Une réforme internationale

Voyant sa machine d’optimisation fiscale éventrée par les médias, la firme de la Silicon Valley a aussitôt répliqué. Dans un communiqué publié le 6 novembre dernier, elle indique avoir payé plus de 35 milliards de dollars d’impôts ces trois dernières années. « Apple croit en la responsabilité de chaque entreprise de payer ses impôts et, en tant que plus important contribuable au monde, Apple paie chaque dollar dû dans chaque pays du monde », dit-elle, tout en justifiant ses montages fiscaux par sa volonté de payer l’essentiel de ses impôts aux États-Unis.

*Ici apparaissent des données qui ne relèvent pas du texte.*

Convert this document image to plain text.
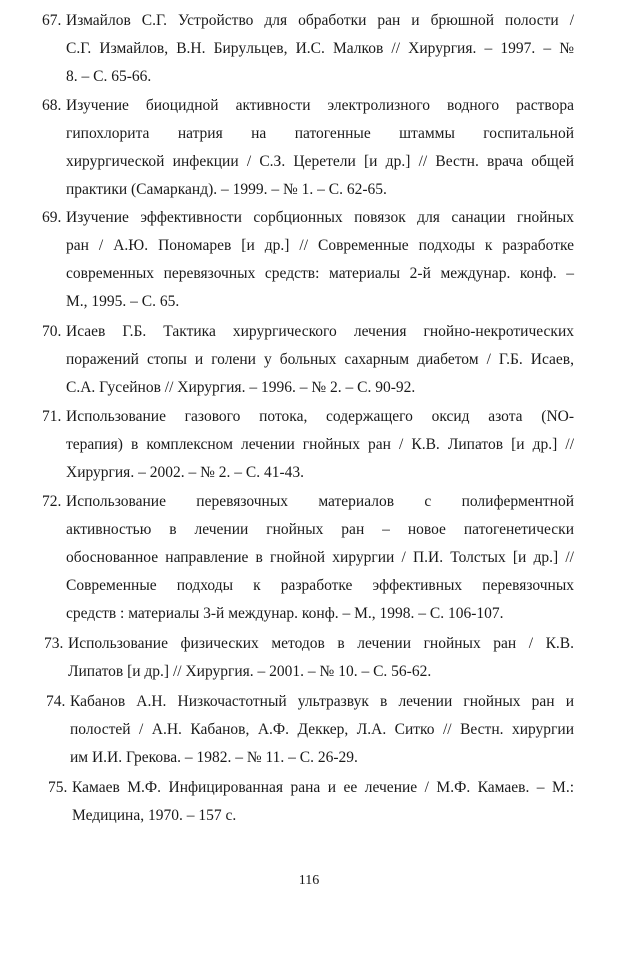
67. Измайлов С.Г. Устройство для обработки ран и брюшной полости /
С.Г. Измайлов, В.Н. Бирyльцев, И.С. Малков // Хирургия. – 1997. – №
8. – С. 65-66.
68. Изучение биоцидной активности электролизного водного раствора
гипохлорита натрия на патогенные штаммы госпитальной
хирургической инфекции / С.З. Церетели [и др.] // Вестн. врача общей
практики (Самарканд). – 1999. – № 1. – С. 62-65.
69. Изучение эффективности сорбционных повязок для санации гнойных
ран / А.Ю. Пономарев [и др.] // Современные подходы к разработке
современных перевязочных средств: материалы 2-й междунар. конф. –
М., 1995. – С. 65.
70. Исаев Г.Б. Тактика хирургического лечения гнойно-некротических
поражений стопы и голени у больных сахарным диабетом / Г.Б. Исаев,
С.А. Гусейнов // Хирургия. – 1996. – № 2. – С. 90-92.
71. Использование газового потока, содержащего оксид азота (NO-
терапия) в комплексном лечении гнойных ран / К.В. Липатов [и др.] //
Хирургия. – 2002. – № 2. – С. 41-43.
72. Использование перевязочных материалов с полиферментной
активностью в лечении гнойных ран – новое патогенетически
обоснованное направление в гнойной хирургии / П.И. Толстых [и др.] //
Современные подходы к разработке эффективных перевязочных
средств : материалы 3-й междунар. конф. – М., 1998. – С. 106-107.
73. Использование физических методов в лечении гнойных ран / К.В.
Липатов [и др.] // Хирургия. – 2001. – № 10. – С. 56-62.
74. Кабанов А.Н. Низкочастотный ультразвук в лечении гнойных ран и
полостей / А.Н. Кабанов, А.Ф. Деккер, Л.А. Ситко // Вестн. хирургии
им И.И. Грекова. – 1982. – № 11. – С. 26-29.
75. Камаев М.Ф. Инфицированная рана и ее лечение / М.Ф. Камаев. – М.:
Медицина, 1970. – 157 с.
116
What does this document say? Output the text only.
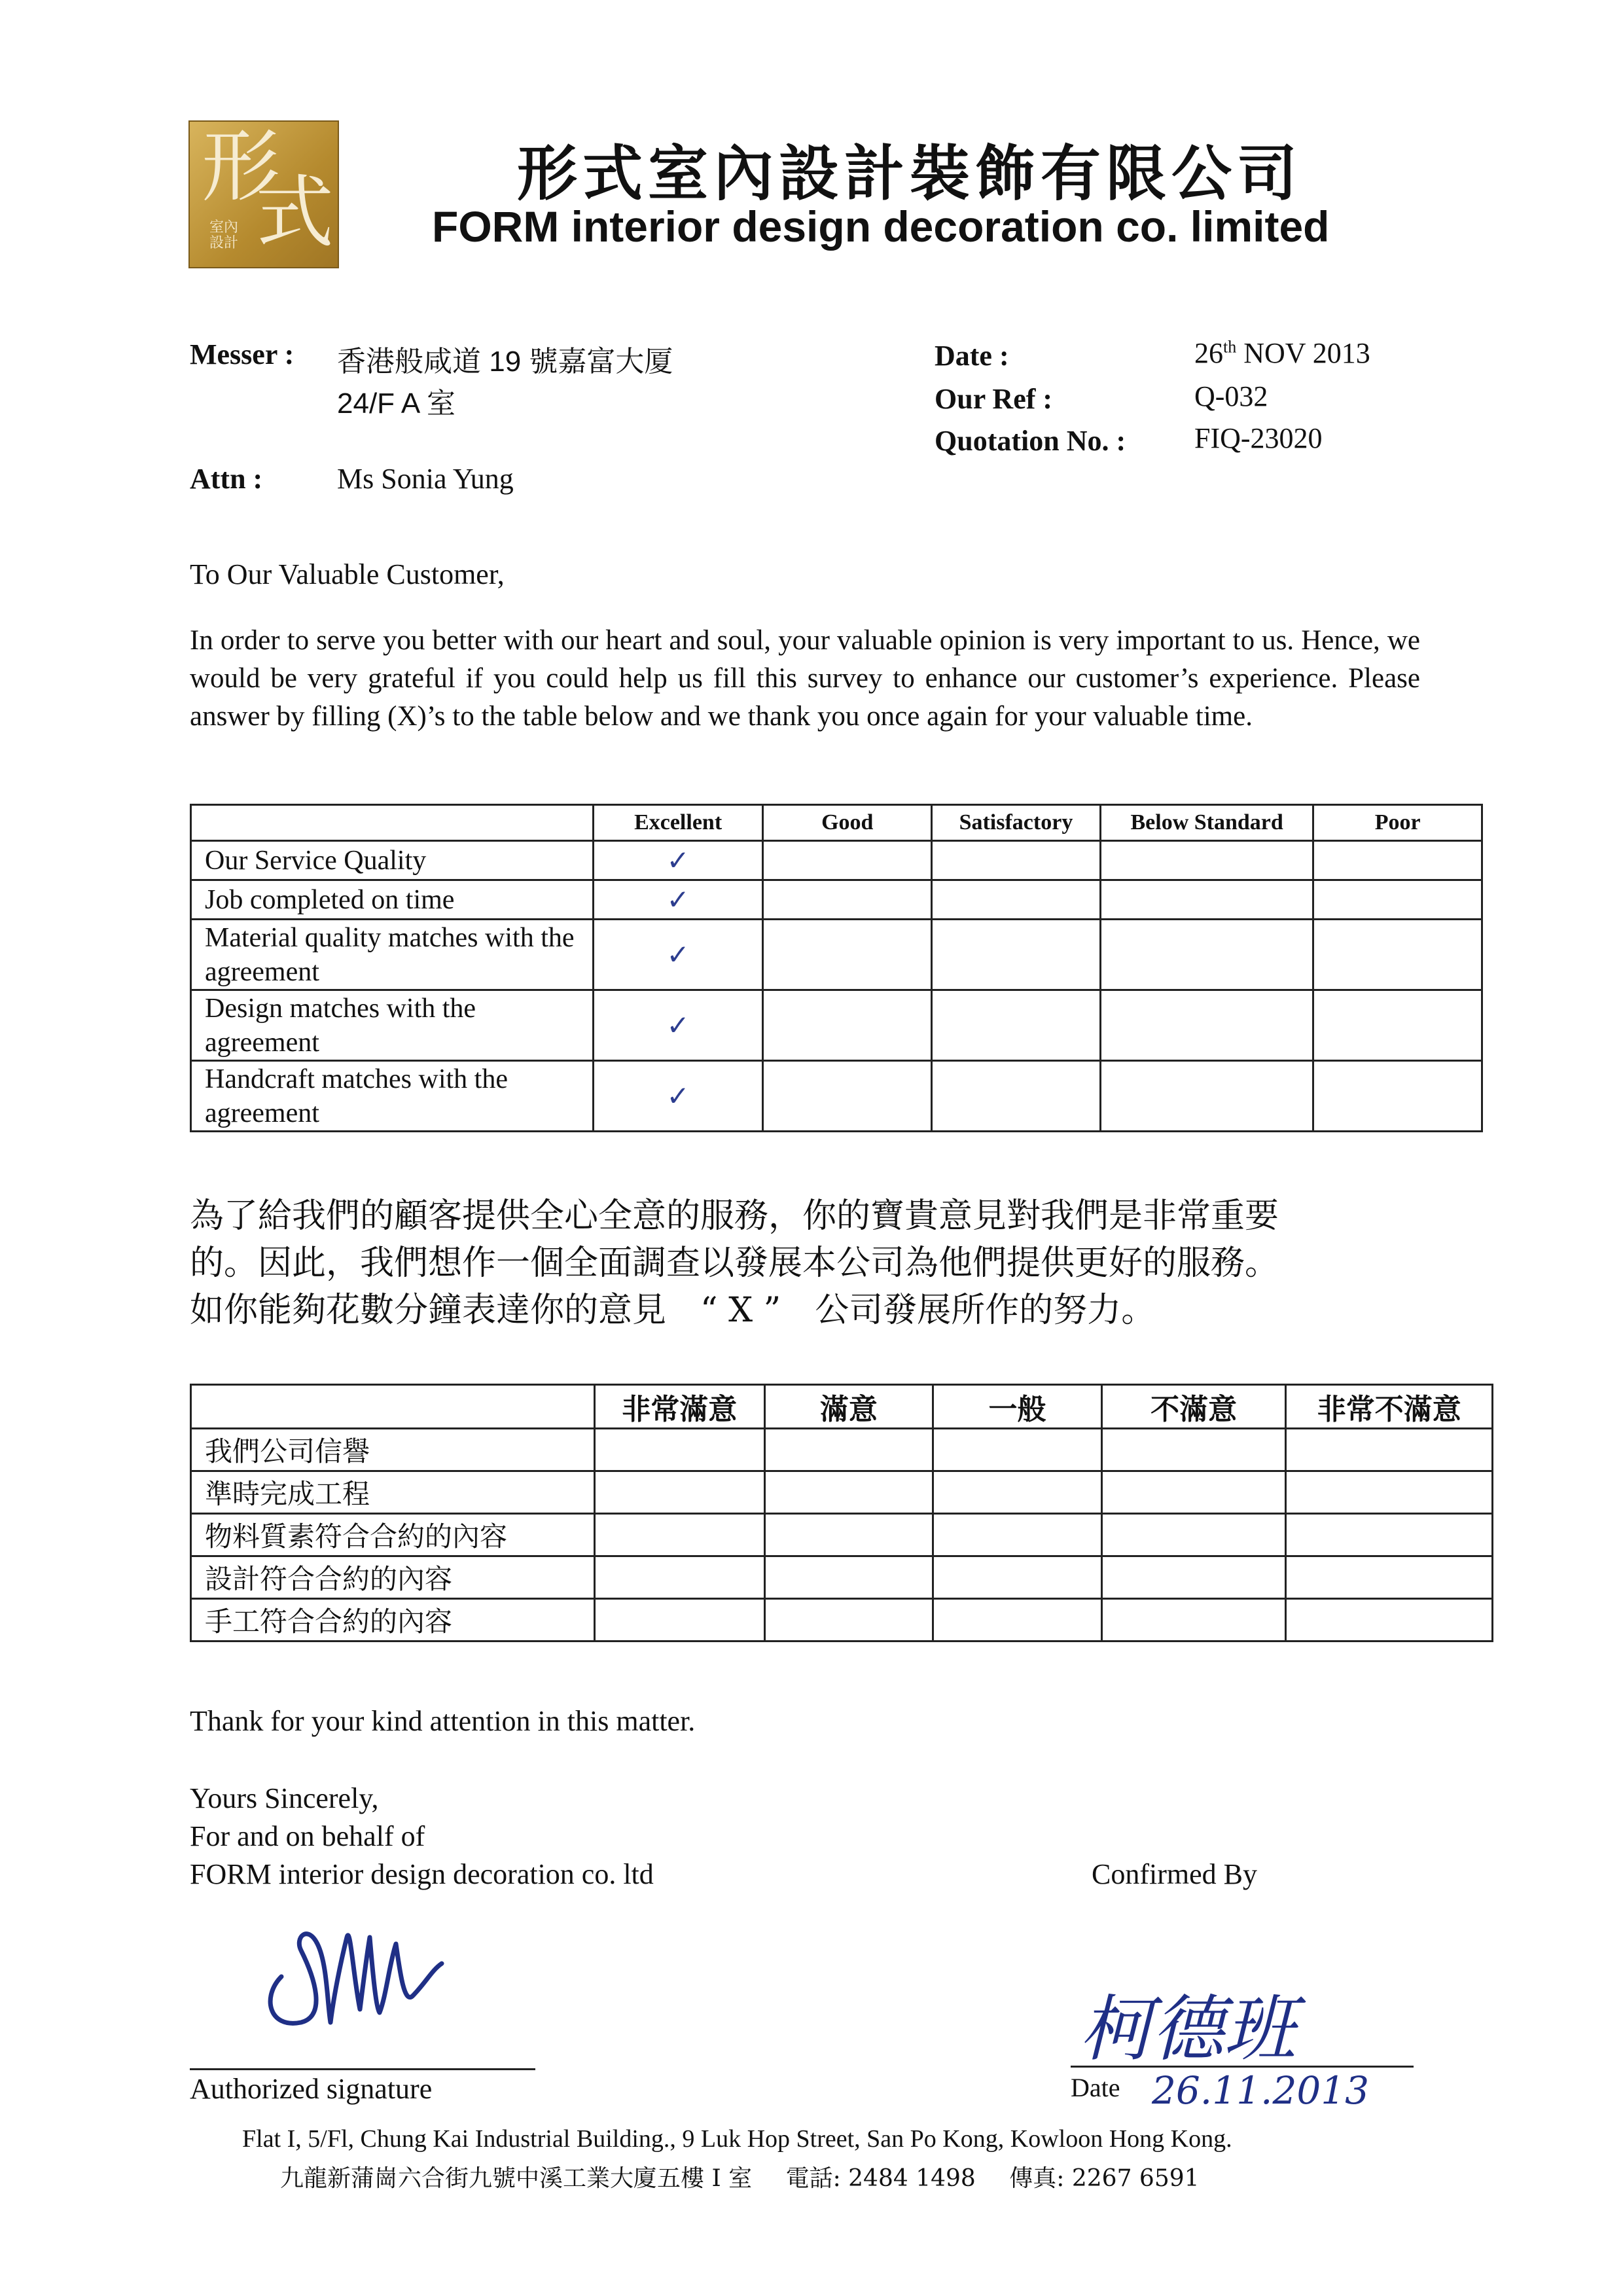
形
式
室內
設計
形式室內設計裝飾有限公司
FORM interior design decoration co. limited
Messer : 香港般咸道 19 號嘉富大厦
24/F A 室
Attn :	Ms Sonia Yung
Date :	26th NOV 2013
Our Ref :	Q-032
Quotation No. : FIQ-23020
To Our Valuable Customer,
In order to serve you better with our heart and soul, your valuable opinion is very important to us. Hence, we would be very grateful if you could help us fill this survey to enhance our customer’s experience. Please answer by filling (X)’s to the table below and we thank you once again for your valuable time.
	Excellent	Good	Satisfactory	Below Standard	Poor
Our Service Quality	✓				
Job completed on time	✓				
Material quality matches with the agreement	✓				
Design matches with the agreement	✓				
Handcraft matches with the agreement	✓				
為了給我們的顧客提供全心全意的服務，你的寶貴意見對我們是非常重要
的。因此，我們想作一個全面調查以發展本公司為他們提供更好的服務。
如你能夠花數分鐘表達你的意見　“ X ”　公司發展所作的努力。
	非常滿意	滿意	一般	不滿意	非常不滿意
我們公司信譽					
準時完成工程					
物料質素符合合約的內容					
設計符合合約的內容					
手工符合合約的內容					
Thank for your kind attention in this matter.
Yours Sincerely,
For and on behalf of
FORM interior design decoration co. ltd	Confirmed By
Authorized signature
柯德班
Date 26.11.2013
Flat I, 5/Fl, Chung Kai Industrial Building., 9 Luk Hop Street, San Po Kong, Kowloon Hong Kong.
九龍新蒲崗六合街九號中溪工業大廈五樓 I 室 電話: 2484 1498 傳真: 2267 6591
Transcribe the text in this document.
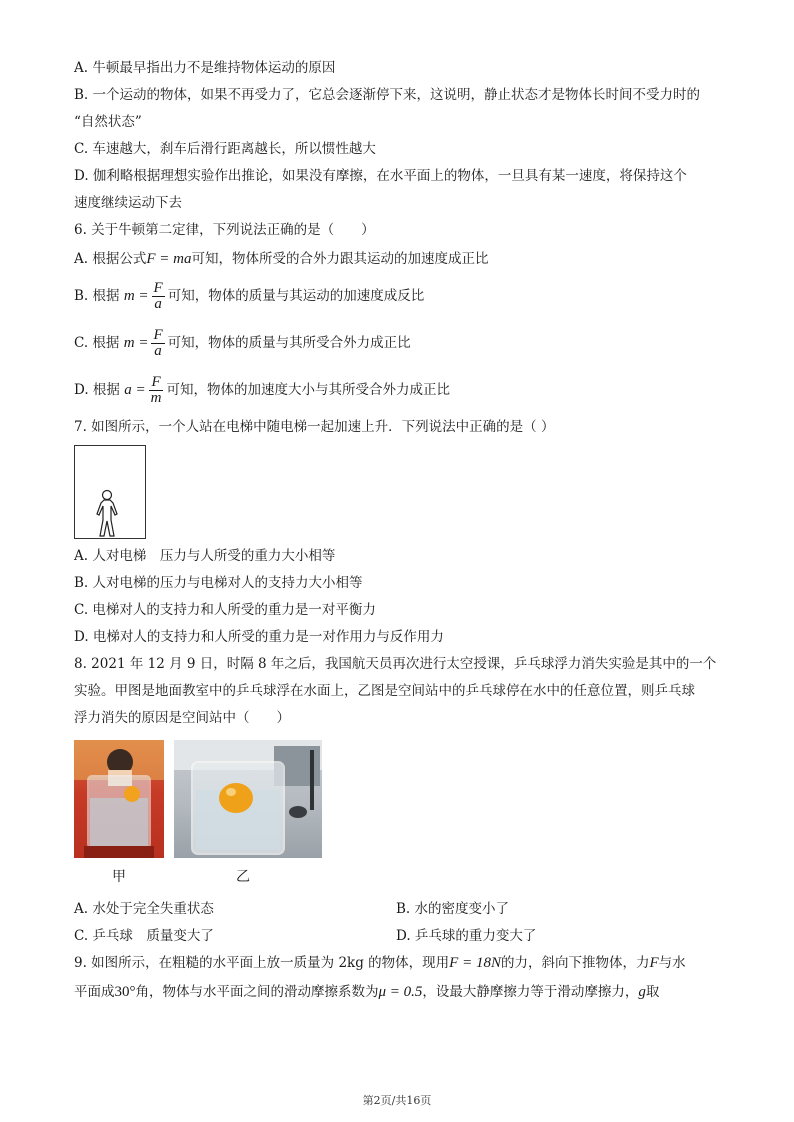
A. 牛顿最早指出力不是维持物体运动的原因
B. 一个运动的物体，如果不再受力了，它总会逐渐停下来，这说明，静止状态才是物体长时间不受力时的
“自然状态”
C. 车速越大，刹车后滑行距离越长，所以惯性越大
D. 伽利略根据理想实验作出推论，如果没有摩擦，在水平面上的物体，一旦具有某一速度，将保持这个
速度继续运动下去
6. 关于牛顿第二定律，下列说法正确的是（　　）
A. 根据公式F = ma可知，物体所受的合外力跟其运动的加速度成正比
B. 根据 $m = \frac{F}{a}$ 可知，物体的质量与其运动的加速度成反比
C. 根据 $m = \frac{F}{a}$ 可知，物体的质量与其所受合外力成正比
D. 根据 $a = \frac{F}{m}$ 可知，物体的加速度大小与其所受合外力成正比
7. 如图所示，一个人站在电梯中随电梯一起加速上升．下列说法中正确的是（ ）
A. 人对电梯　压力与人所受的重力大小相等
B. 人对电梯的压力与电梯对人的支持力大小相等
C. 电梯对人的支持力和人所受的重力是一对平衡力
D. 电梯对人的支持力和人所受的重力是一对作用力与反作用力
8. 2021 年 12 月 9 日，时隔 8 年之后，我国航天员再次进行太空授课，乒乓球浮力消失实验是其中的一个
实验。甲图是地面教室中的乒乓球浮在水面上，乙图是空间站中的乒乓球停在水中的任意位置，则乒乓球
浮力消失的原因是空间站中（　　）
甲	乙
A. 水处于完全失重状态	B. 水的密度变小了
C. 乒乓球　质量变大了	D. 乒乓球的重力变大了
9. 如图所示，在粗糙的水平面上放一质量为 2kg 的物体，现用F = 18N的力，斜向下推物体，力F与水
平面成30°角，物体与水平面之间的滑动摩擦系数为μ = 0.5，设最大静摩擦力等于滑动摩擦力，g取
第2页/共16页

Apple n’est pas uniquement dans le viseur de l’administration fiscale américaine.

Un discours habituel pour la firme, qui milite néanmoins activement pour une réforme du système fiscal américain. « Nous devons payer des impôts là où nous créons de la valeur. Or, nous faisons la majorité de notre recherche et développement aux États-Unis et y payons nos impôts »,  expliquait en effet Tim Cook au Figaro en février dernier. « En revanche, si nous décidions de rapatrier nos réserves de cash aux États-Unis, nous serions taxés à hauteur de 40 %. Nous espérons qu’à un moment donné, une réforme permettra de le faire à un taux plus réduit. » Mais Apple n’est pas uniquement dans le viseur de l’administration fiscale américaine.

En août 2016, la Commission européenne a sommé l’État irlandais de réclamer 13 milliards d’euros d’« avantages fiscaux indus » à la firme. Ce qu’il n’a toujours pas fait. Le pays essaye en effet de préserver son image, déjà écornée, de paradis pour les affaires. Résultat, l’Union européenne l’a attaqué en justice au début du mois d’octobre. Par ailleurs, Apple n’est pas la seule entreprise de la Silicon Valley à être citée dans l’enquête des « Paradise Papers ». C’est aussi le cas de Facebook et de Twitter, qui sont soupçonnés d’avoir été financées indirectement par des sociétés proches du gouvernement russe. L’entreprise de Mark Zuckerberg est également accusée d’avoir eu recours aux services d’Appleby pour gérer des sociétés offshore. Tout comme Allergan, Uber et Nike, qui a artificiellement fait passer son taux d’imposition de 35 à 13 % entre 2006 et 2016.  L’évasion fiscale est donc un phénomène global qui nécessiterait une réforme internationale du système actuel. Même Apple, avec beaucoup de mauvaise foi, en appelle une de ses vœux. « Apple pense qu’une réforme fiscale internationale est essentielle et plaide depuis de nombreuses années en faveur de la simplification du système fiscal », est-il écrit dans le communiqué publié le 6 novembre dernier. « Une réforme permettant une libre circulation des capitaux accélérera la croissance économique et soutiendra la création d’emplois. Un effort législatif coordonné à l’échelle internationale permettra de supprimer le tiraillement actuel entre les pays sur les paiements d’impôts et de clarifier la loi pour les contribuables. »

Les Paradise Papers
Crédits : ICIJ

De son côté, Attac prône la mise en place du reporting public pays par pays, une mesure de transparence qui contraint les grandes entreprises à dévoiler le détail de leur activité dans tous les pays où elles opèrent. L’association milite également en faveur de la taxation des multinationales comme entreprises unitaires et de la fin du principe de responsabilité limitée, qui permettrait de faire relever l’ensemble des activités de leurs filiales de la responsabilité de la société mère. Et enfin, elle prône bien évidemment « le renforcement de tous les maillons de la chaîne de lutte contre l’évasion fiscale : administratif, judiciaire et politique ».